The audio doesn’t disappoint either: Furniture falls into place with a satisfying crash, the voice actors throw themselves into their over-the-top roles, and every sound effect I’ve heard so far fits perfectly. The brilliant musical score buttresses everything else with themes that could fit into any zany espionage thriller. It truly feels like you’re playing an interactive version of Austin Powers, only from Dr. Evil’s viewpoint.
I love it. I’m also nowhere near completing it, but once I do, Evil Genius 2 should hold plenty of replay value. Each of the four masterminds offers their own unique narrative campaign and gameplay perks, while you can choose from three different islands to serve as your lair, complete with the ability to dig deeper as you unlock additional tools. Developer Rebellion has already revealed plans to release an additional Evil Genius, and recruitable henchmen expand your options even further. If you don’t feel like working your way through a narrative campaign, you can also hop into a sandbox mode with unlimited cash where you can focus purely on base-building.
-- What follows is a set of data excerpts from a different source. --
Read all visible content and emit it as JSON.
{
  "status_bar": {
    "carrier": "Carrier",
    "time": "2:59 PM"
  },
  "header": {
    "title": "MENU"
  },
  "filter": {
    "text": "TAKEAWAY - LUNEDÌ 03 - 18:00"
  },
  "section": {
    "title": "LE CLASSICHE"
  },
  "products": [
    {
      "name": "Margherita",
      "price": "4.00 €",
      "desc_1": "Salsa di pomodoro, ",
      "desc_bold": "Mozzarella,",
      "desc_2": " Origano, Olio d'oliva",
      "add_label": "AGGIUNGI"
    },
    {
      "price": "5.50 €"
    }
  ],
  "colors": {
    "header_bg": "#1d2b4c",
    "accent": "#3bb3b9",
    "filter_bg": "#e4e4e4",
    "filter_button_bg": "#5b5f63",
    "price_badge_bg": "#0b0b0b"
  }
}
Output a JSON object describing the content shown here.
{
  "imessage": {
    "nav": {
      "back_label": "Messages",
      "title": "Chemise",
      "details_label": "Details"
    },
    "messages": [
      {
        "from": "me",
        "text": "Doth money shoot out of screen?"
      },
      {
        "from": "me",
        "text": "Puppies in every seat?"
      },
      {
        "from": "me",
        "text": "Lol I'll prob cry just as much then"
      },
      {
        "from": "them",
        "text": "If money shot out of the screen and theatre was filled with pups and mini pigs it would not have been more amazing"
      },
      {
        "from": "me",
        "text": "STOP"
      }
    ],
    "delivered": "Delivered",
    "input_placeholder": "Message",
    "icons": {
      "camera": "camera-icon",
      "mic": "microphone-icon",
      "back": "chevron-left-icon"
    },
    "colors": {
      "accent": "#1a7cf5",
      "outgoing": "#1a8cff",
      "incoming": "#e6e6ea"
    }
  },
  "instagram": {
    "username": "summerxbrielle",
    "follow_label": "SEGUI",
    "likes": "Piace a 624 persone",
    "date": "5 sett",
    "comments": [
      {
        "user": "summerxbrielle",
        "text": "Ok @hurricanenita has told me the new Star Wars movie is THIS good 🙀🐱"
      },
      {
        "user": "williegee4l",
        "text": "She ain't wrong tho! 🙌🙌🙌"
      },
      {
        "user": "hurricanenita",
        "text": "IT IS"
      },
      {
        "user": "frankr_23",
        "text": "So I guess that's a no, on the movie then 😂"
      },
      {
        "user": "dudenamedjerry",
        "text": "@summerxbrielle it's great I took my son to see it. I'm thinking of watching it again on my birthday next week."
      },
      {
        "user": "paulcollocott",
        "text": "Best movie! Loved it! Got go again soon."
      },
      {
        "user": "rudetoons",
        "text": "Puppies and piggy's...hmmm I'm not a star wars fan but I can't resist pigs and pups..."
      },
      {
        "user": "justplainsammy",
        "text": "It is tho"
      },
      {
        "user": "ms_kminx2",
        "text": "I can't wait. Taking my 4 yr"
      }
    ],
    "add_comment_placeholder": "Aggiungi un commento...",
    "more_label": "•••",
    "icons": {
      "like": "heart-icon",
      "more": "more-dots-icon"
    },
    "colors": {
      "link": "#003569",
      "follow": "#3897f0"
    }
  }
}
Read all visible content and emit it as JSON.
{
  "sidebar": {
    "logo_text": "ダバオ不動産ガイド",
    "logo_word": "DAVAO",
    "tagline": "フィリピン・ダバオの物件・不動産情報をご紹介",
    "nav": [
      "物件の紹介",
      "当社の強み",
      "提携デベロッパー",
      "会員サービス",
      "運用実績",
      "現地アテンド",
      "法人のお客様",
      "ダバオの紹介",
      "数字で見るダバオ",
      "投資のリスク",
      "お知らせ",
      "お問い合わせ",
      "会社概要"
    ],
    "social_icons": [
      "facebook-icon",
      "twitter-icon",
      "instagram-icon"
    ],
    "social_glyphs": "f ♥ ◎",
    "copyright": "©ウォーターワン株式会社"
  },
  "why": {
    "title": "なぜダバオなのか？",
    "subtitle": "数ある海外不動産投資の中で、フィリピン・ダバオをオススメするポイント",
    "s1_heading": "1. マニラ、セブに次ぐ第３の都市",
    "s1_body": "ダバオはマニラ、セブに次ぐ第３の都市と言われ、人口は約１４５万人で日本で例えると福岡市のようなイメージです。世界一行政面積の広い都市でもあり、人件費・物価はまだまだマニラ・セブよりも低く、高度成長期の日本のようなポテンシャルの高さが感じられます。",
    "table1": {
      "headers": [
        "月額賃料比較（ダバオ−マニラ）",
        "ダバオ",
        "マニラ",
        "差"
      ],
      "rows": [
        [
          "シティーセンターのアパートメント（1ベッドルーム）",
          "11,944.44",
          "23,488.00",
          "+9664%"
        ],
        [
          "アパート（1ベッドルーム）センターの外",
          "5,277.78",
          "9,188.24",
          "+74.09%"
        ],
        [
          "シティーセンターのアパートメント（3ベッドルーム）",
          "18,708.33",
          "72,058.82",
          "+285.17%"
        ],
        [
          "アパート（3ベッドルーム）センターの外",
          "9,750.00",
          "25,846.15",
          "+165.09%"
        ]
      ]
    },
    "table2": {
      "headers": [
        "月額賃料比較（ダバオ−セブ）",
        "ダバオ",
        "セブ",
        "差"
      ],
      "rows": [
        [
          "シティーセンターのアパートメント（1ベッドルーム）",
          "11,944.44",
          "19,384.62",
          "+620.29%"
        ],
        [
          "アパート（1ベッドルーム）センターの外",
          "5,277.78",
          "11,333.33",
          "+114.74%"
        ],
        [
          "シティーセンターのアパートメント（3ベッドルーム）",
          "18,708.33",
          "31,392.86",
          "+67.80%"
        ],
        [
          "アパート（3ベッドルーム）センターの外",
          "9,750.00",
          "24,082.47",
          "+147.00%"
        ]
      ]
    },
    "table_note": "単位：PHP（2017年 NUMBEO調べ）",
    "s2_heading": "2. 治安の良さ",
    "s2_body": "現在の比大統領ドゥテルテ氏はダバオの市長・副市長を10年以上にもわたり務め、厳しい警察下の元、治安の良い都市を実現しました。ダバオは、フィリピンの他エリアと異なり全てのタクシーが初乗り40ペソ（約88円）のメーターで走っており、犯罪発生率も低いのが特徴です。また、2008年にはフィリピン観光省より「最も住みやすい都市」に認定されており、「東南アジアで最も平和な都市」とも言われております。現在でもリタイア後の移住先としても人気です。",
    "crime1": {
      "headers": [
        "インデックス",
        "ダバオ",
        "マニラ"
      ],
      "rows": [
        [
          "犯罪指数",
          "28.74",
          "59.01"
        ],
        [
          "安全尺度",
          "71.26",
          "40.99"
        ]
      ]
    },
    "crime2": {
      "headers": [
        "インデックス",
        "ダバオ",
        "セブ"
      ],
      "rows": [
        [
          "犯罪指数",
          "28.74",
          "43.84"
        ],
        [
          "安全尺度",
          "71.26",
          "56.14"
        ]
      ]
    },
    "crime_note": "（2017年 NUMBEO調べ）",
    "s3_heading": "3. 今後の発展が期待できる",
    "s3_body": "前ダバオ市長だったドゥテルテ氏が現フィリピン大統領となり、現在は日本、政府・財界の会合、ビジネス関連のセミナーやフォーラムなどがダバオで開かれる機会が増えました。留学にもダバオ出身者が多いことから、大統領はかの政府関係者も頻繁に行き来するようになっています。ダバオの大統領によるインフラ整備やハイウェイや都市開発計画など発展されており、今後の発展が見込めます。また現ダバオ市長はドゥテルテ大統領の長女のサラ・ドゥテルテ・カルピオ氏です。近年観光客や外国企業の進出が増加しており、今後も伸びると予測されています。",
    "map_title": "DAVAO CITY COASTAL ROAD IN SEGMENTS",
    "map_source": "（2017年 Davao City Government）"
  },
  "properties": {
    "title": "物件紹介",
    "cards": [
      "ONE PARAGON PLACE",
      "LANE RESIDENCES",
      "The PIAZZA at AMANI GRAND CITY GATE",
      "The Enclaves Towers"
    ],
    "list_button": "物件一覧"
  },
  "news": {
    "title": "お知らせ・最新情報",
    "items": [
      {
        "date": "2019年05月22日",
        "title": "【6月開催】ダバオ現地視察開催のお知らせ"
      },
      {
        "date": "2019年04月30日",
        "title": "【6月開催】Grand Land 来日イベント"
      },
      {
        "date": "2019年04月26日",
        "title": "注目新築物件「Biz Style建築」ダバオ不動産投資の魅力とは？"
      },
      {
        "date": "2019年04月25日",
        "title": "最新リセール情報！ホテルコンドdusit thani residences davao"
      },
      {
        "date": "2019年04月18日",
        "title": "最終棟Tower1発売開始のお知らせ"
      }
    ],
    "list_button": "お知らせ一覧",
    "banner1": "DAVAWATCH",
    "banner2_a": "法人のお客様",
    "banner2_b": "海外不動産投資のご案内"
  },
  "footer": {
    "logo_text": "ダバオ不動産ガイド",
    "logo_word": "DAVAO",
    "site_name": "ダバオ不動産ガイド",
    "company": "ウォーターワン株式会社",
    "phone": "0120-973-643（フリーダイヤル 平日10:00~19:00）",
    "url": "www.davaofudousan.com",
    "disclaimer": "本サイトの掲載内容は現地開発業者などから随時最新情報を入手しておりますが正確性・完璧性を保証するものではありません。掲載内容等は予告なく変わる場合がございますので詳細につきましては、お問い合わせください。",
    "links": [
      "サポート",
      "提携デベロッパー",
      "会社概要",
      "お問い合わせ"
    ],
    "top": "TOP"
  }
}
It took 17 long years for Evil Genius to spawn a sequel, but the wait was worthwhile. Evil Genius 2: World Domination absolutely succeeds in making you feel like a moustache-twirling supervillain. That loving devotion to the feel of 60s spy flicks helps the game stay entertaining even with its occasional slower patches and rougher edges, doubly so if you played and enjoyed the original.
If you dig base managements sims or simply want to fulfill your wildest Bond villain fantasies, Evil Genius 2 is worth picking up. It’s clearly a labor of love from developers who hold the original cult classic deep in their hearts—and I could spend hours setting up diabolical corridors stuffed with traps. Evil Genius 2: World Domination hits Steam on March 30 for $40.